At Montgomery Creek Ranch (MCR) we are dedicated to providing refuge, opportunity, and space to wild horses. Providing sanctuary and training for formerly wild mustangs plays an important role in this issue. We know that we are making a difference for each individual horse so that they don’t have to spend a lifetime in a holding facility, or worse.
But we would also like to never have to rescue another wild horse again.
We wish that federally-protected mustangs and burros could stay on public lands and live out their days wild and free. This is why we support and work collaboratively with organizations that are actively working to protect these animals on the range.
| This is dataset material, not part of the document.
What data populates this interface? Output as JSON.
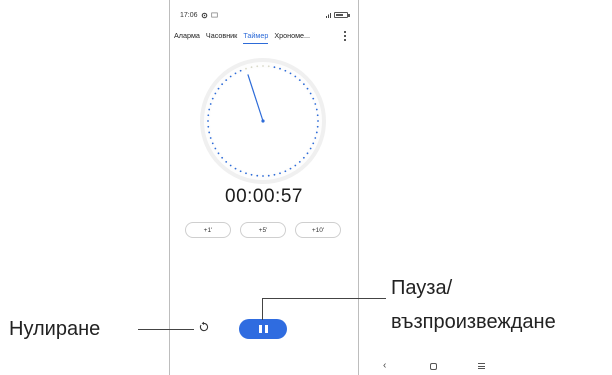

We have a strong relationship with the American Wild Horse Campaign (AWHC), the nation’s leading wild horse advocacy organization (full disclosure: our founder, Ellie Phipps Price, is on the AWHC board) . While we have collaborated on many different projects, our work on the Devil’s Garden Wild Horse Territory provides a great example of how sanctuaries can work together with advocacy organizations to help wild horses.
After the Forest Service rounded up and removed 220 wild horses from the Devil’s Garden Wild Horse Territory near Alturas, California in 2017, MCR rescued four mare/foal pairs and one orphan after being alerted to the situation by AWHC. In 2018, Suzanne Roy, Director of the AWHC, and MCR founder, Ellie Phipps Price, traveled to Alturas to meet with the Forest Service to discuss how we could help manage and fund a humane fertility control program for the remaining wild horses in the forest. Unfortunately, the Forest Service declined.
In October of 2018, when the Forest Service announced its plan to sell recently rounded up Devil’s Garden mustangs without limitation on slaughter, we joined with AWHC and other groups at a rally at the Forest Service headquarters.
MCR Cofounder, Ellie Phipps Price speaking at an AWHC rally to save the Devil’s Garden wild horses.
We supported the AWHC lawsuit to prohibit the Forest Service from acting on their dangerous plan, and we promoted action alerts on the AWHC-sponsored state legislation AB128, which strengthens protections for California’s horses from slaughter.
We continue to work with AWHC to identify horses at risk of going to slaughter and to rescue horses out of the Devil’s Garden corrals (please stay tuned to see the new mares and foals we are bringing to MCR in September).
The work that we do at MCR provides immediate help to wild horses and burros in need and supports the work of organizations like AWHC. Our collaboration will help generations of wild horses to come.